Paola Turani: «Sarò mamma nonostante una diagnosi di infertilità»

La modella e influencer ha scoperto di essere incinta poco prima d’iniziare il percorso della fecondazione artificiale

«E voi, figli ancora niente?». Quante coppie si sono sentite fare questa domanda da zie impiccione, conoscenti invadenti, amici indelicati e, come nel mio caso, followers un po’ troppo inopportuni? Una curiosità espressa, evidentemente, a cuor leggero che, però, spesso non tiene conto del dolore di chi, invece, quel figlio lo vorrebbe (eccome se lo vorrebbe!) ma per un motivo o per un altro non arriva. Incredibile come cinque sole parole, buttate lì tra un click e l’altro o infilate spensieratamente in chiacchiere da bar, possano ferire il tuo cuore già malconcio e sbatterti ancora una volta in faccia la realtà con la quale, a insaputa di molti, stai facendo i conti ormai da tempo. Perché là fuori, nelle stesse strade in cui si vedono sfilare decine di pancioni e passeggini che a te sembrano centinaia, ci sono anche tantissime donne che non riescono ad avere un bambino, prigioniere non solo di un vuoto interiore difficile da colmare ma anche di un tabù sociale che talvolta diventa pregiudizio, che fa sentire diverse, inadatte, un po’ difettose e infligge grandi sofferenze a te, al tuo compagno. Alla coppia.

Credits: foto di Adolfo Franzò

Col passare degli anni l’assenza di un figlio ha preso il sopravvento

Avvilita, sfiduciata, delusa. È così che mi sono sentita, a fasi altalenanti, per otto lunghi anni, prima di scorgere, lo scorso gennaio, le due tanto agognate lineette sul test di gravidanza. Sì, avete letto bene: dopo una diagnosi d’infertilità, che ha confermato clinicamente quello che dentro di me già sapevo, sono rimasta incinta, naturalmente e del tutto inaspettatamente. Ma nonostante mi sia capitato questo dono incredibile, non dimentico ciò che c’è stato «prima».

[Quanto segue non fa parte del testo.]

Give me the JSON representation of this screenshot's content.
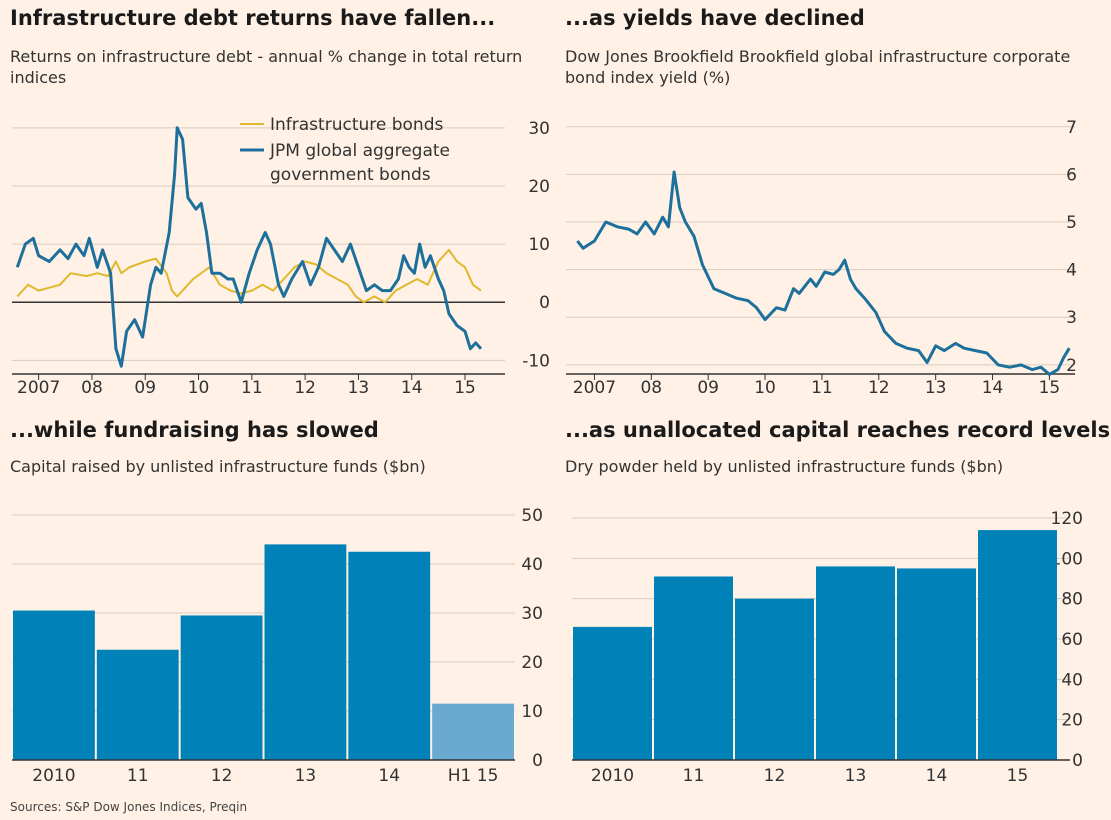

Nel 2013 io e Riccardo, che all’epoca non era ancora mio marito, ci sentivamo pronti per iniziare una nuova avventura, quella della genitorialità. Abbiamo deciso di provarci, con la mente serena, senza premura né frenesia, assecondando l’ordine naturale degli eventi. Inizialmente, complici la giovane età, i crescenti impegni lavorativi, la nuova attività intrapresa sui social, ci siamo lasciati trasportare dalla filosofia del «quando arriva, arriva», senza mai trasformare il desiderio di una gravidanza in un’ossessione, in un chiodo fisso. Ci siamo goduti la nostra vita a due, sognando un futuro a tre, ci siamo buttati sulla carriera, abbiamo viaggiato, accolto due cagnoloni nella nostra famiglia e, due anni fa, ci siamo sposati. Il tempo passava, le nostre vite erano «piene» ma c’era sempre qualcosa che mancava. E, se per un certo periodo l’assenza di un figlio è rimasta in un angolo delle nostre esistenze, col passare degli anni ha preso il sopravvento e si è fatta sentire prepotentemente. Ma quel «serpellino» (dal cognome – Serpellini – del futuro papà) tanto voluto e cercato non arrivava mai: il desiderio di stringere tra le braccia un piccoletto rimaneva tale, non riusciva a concretizzarsi.

Non sono mancate le pressioni esterne

Ed è nell’intimità del mio nido familiare che ho iniziato a sospettare che ci fosse qualcosa che non andava e che gli anni di tentativi falliti alle spalle non rappresentassero – come dire – la «prassi» ma, al contrario, fossero l’espressione di un problema nascosto che stava effettivamente ostacolando il concepimento. In quei momenti avrei voluto essere una madre, e lo avrei voluto con tutta me stessa, ma non riuscivo per qualcosa che non potevo controllare e sul quale non avevo libero arbitrio: questo pensiero mi faceva impazzire, mi logorava. E se da un lato c’erano la mia infelicità per il bimbo che non arrivava e le inevitabili tensioni con Riccardo, che ha sempre combattuto al mio fianco e sostenuto ogni mia fragilità, dall’altro non mancavano le pressioni esterne, che non facevano altro che destabilizzare ulteriormente i miei stati d’animo.